I'm wondering how this takes regex greediness into account.

What if you have a regex
qr/(?:01)*/
and you have a file which is several MB of random zeros and ones. If you read in
111101010
into your buffer, how can you know that the zero at the end of your buffer isn't about to be followed by another one?

It seems that if you have greedy regex elements, then you may have to slurp in the whole file to be able to tell whether you've matched the longest posible record separator. One could write even more pathalogical cases like
qr/.*(?=.)/s
or somesuch. That would match whenever your buffer had at least one character in it, but it technically shouldn't match until near the end of the file.

Hmmm... it looks like you also have to be careful to increment the pos() even if the regex match doesn't... and keep the pos() in sync with your buffer manipulation. You wouldn't want something with a lookahead (like the example above) to generate (in that case) an infinite sequence of empty records due to bookkeeping issues.

-matt

Re:how is greediness handled?

gnat on 2003-04-12T01:29:49

Greediness: if we get a match that leaves nothing in the buffer, then read some more into the buffer and try again until we either exhaust the file (for a regexp like /.*/s) or have a match that leaves something in the buffer.

Pathological cases will cause the entire file to be read into memory, but I don't see a way around that. If your record separator is /.*/s then you're saying to Perl "the entire file is my record separator". I don't see a way to handle this except by reading the whole file. That's your own silly fault for having such a bogus record separator.

--Nat

Re:how is greediness handled?

wickline on 2003-04-12T16:50:25

> if we get a match that leaves nothing in the buffer

But the point I was attempting to make was that whether or not something is left in the buffer is not the best indication of whether or not the RS matched enough stuff. Maybe I'd have to see the actual code, but from the description of it, it sounds like it could behave differently depending on how input matched up with buffer size. You could use the same data and RS and get different results depending on your buffer size.
my $record_sep = qr/(?:01)*/;
my $data = '11110101010101000001111001011110';
# RS should be  ^^^^^^^^^^    ^^    ^^^^
# but if buffer goes to ^ then we'll have a problem
# code will use ^^^^^^^^ as the first separator
The regex will match four '01' pairs and leave a '0' in the buffer not realizing that had it only read in a bit more text, it could have matched one more '01' pair as part of that first RS.

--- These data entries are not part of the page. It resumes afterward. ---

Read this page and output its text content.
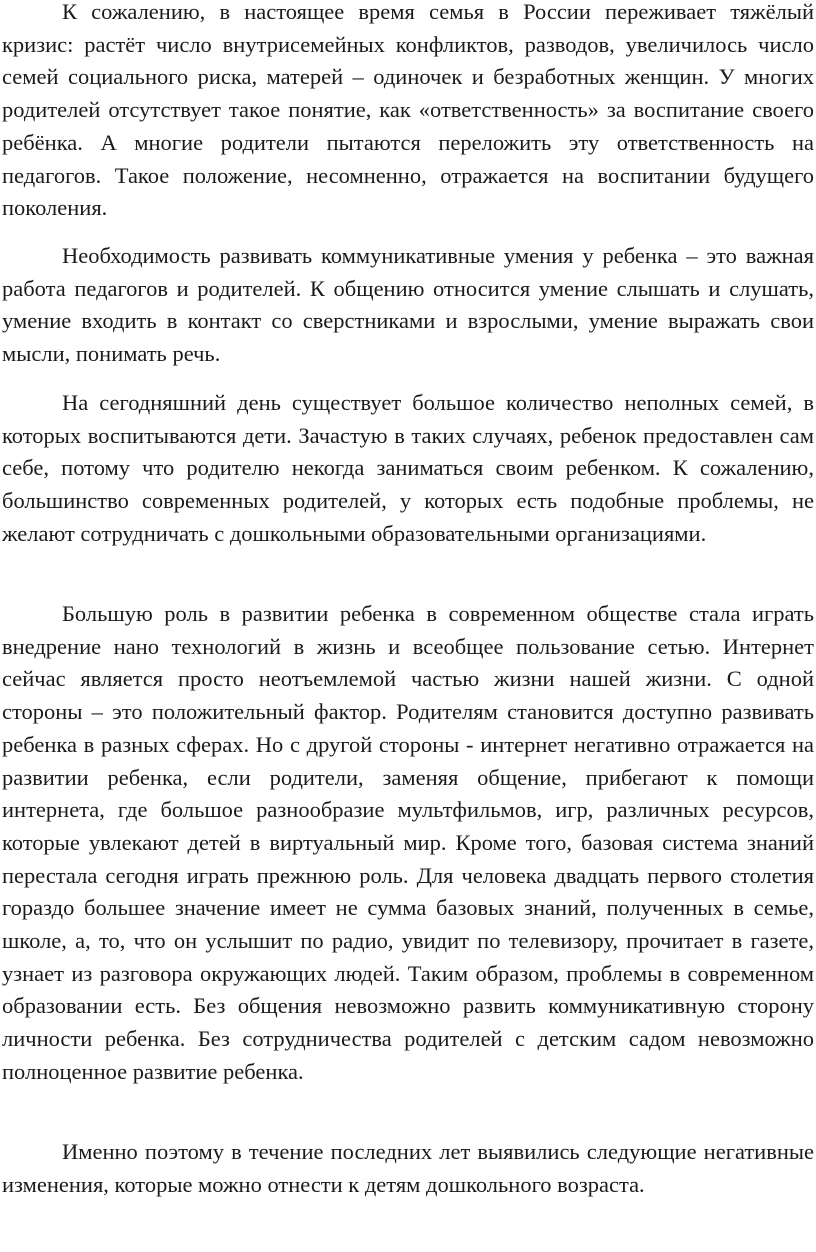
К сожалению, в настоящее время семья в России переживает тяжёлый кризис: растёт число внутрисемейных конфликтов, разводов, увеличилось число семей социального риска, матерей – одиночек и безработных женщин. У многих родителей отсутствует такое понятие, как «ответственность» за воспитание своего ребёнка. А многие родители пытаются переложить эту ответственность на педагогов. Такое положение, несомненно, отражается на воспитании будущего поколения.

Необходимость развивать коммуникативные умения у ребенка – это важная работа педагогов и родителей. К общению относится умение слышать и слушать, умение входить в контакт со сверстниками и взрослыми, умение выражать свои мысли, понимать речь.

На сегодняшний день существует большое количество неполных семей, в которых воспитываются дети. Зачастую в таких случаях, ребенок предоставлен сам себе, потому что родителю некогда заниматься своим ребенком. К сожалению, большинство современных родителей, у которых есть подобные проблемы, не желают сотрудничать с дошкольными образовательными организациями.

Большую роль в развитии ребенка в современном обществе стала играть внедрение нано технологий в жизнь и всеобщее пользование сетью. Интернет сейчас является просто неотъемлемой частью жизни нашей жизни. С одной стороны – это положительный фактор. Родителям становится доступно развивать ребенка в разных сферах. Но с другой стороны - интернет негативно отражается на развитии ребенка, если родители, заменяя общение, прибегают к помощи интернета, где большое разнообразие мультфильмов, игр, различных ресурсов, которые увлекают детей в виртуальный мир. Кроме того, базовая система знаний перестала сегодня играть прежнюю роль. Для человека двадцать первого столетия гораздо большее значение имеет не сумма базовых знаний, полученных в семье, школе, а, то, что он услышит по радио, увидит по телевизору, прочитает в газете, узнает из разговора окружающих людей. Таким образом, проблемы в современном образовании есть. Без общения невозможно развить коммуникативную сторону личности ребенка. Без сотрудничества родителей с детским садом невозможно полноценное развитие ребенка.

Именно поэтому в течение последних лет выявились следующие негативные изменения, которые можно отнести к детям дошкольного возраста.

In this next case, the problem isn't that it would slurp in the whole file, the problem is that it should slurp in the whole file, but from the description, it sounds like it might not actually do enough slurping, because there would still be unmatched text in the buffer. It's another example to show how 'text left in the buffer' may not be the best indicator given that regexes can be greedy.
my $record_sep = qr/.*(?=.)/s
my $data = 'abcdefghijklmnopqrstuvwxyz';
Suppose your buffer size is five characters. First the buffer reads in
abcde
It applies the regex to that buffer and gets a match. The match indicates that the RS is
abcd
and that there is text still left unmatched in the buffer
e
So, it declares a success. There's an empty string for the first record, and 'abcd' as the first record separator. What happens after that depends on how you manage the buffer, but chances are that the end result would be something other than the expected result which would be two records: '' and 'z'. My guess would be that you'd end up with extra '' records, and that the number of extras would depend on the buffer and data size. For small buffers and/or larger data sizes, you'd have more extra '' records. ...but all of this is just guessing without looking at code :)

-matt